Short answer: Moratorium is easier (no health questionnaire) but automatically excludes conditions from the last 5 years — 3 at AXA Health — until you've had 2 trouble-free years. Full medical underwriting (FMU) means a questionnaire upfront but certainty about exactly what's excluded, and The Exeter notes FMU premiums are usually cheaper. Clean recent history: moratorium is fine. Any history: FMU's certainty usually wins.

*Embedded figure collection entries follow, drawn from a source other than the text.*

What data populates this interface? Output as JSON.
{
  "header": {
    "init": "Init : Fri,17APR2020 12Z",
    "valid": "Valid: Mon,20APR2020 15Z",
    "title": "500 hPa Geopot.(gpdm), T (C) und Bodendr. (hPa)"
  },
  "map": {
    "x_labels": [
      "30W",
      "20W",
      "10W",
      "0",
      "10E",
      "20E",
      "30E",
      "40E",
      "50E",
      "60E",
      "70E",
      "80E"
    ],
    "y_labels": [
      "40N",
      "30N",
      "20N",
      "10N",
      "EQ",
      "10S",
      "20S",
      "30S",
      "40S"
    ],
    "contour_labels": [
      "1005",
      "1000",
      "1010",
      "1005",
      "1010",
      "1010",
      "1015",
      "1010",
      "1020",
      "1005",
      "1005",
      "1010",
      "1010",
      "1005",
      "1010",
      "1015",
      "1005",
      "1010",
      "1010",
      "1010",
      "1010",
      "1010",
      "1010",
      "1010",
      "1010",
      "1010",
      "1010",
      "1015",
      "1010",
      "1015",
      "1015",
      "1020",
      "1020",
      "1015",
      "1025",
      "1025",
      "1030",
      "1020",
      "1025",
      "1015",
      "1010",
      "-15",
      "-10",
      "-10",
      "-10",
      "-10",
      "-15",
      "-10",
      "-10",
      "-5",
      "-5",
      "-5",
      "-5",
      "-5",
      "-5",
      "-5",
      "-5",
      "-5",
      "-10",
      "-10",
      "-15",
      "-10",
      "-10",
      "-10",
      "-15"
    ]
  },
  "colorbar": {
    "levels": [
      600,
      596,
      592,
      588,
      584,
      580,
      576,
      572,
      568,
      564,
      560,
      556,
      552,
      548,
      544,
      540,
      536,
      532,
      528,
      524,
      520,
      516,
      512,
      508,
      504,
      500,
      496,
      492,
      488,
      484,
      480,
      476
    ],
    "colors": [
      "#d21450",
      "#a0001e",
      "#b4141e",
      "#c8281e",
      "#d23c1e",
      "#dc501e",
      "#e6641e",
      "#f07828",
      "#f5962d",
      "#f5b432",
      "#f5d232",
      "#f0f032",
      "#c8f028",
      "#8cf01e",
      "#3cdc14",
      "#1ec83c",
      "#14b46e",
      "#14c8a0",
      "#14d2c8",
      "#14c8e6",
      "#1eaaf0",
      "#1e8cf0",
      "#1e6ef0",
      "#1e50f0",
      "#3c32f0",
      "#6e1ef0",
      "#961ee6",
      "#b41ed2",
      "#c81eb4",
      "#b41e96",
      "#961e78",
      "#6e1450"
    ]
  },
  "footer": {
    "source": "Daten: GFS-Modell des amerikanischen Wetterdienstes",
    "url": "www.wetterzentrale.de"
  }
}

Reviewed by: Ben Darke, PMI Experts · Last updated: 2026-07-17
Key facts
| Moratorium look-back | 5 years at Bupa, Aviva, Vitality, WPA, The Exeter, Freedom, National Friendly; 3 years at AXA Health (all verified July 2026) |
| Cover restored after | 2 continuous trouble-free years — no treatment, medication (AXA includes over-the-counter), advice or symptoms |
| FMU trade-off | Health questionnaire upfront; exclusions listed in writing on your certificate |
| FMU price note | "If you apply on full medical underwriting, your premiums will usually be cheaper" — The Exeter's own guide (July 2026) |
| Chronic condition warning | WPA: chronic pre-existing conditions effectively never clear a moratorium — each treatment restarts the clock (brochure, March 2026) |
| Switching insurers | Continued moratorium / CPME options preserve your position — never switch without them mid-moratorium |
Sources
Provider underwriting documents: Bupa policy guide (Jan 2026), AXA Health moratorium pages, Aviva T&Cs (April 2025), Vitality underwriting guide (Nov 2025), WPA brochure (March 2026), The Exeter policy documents — all verified July 2026.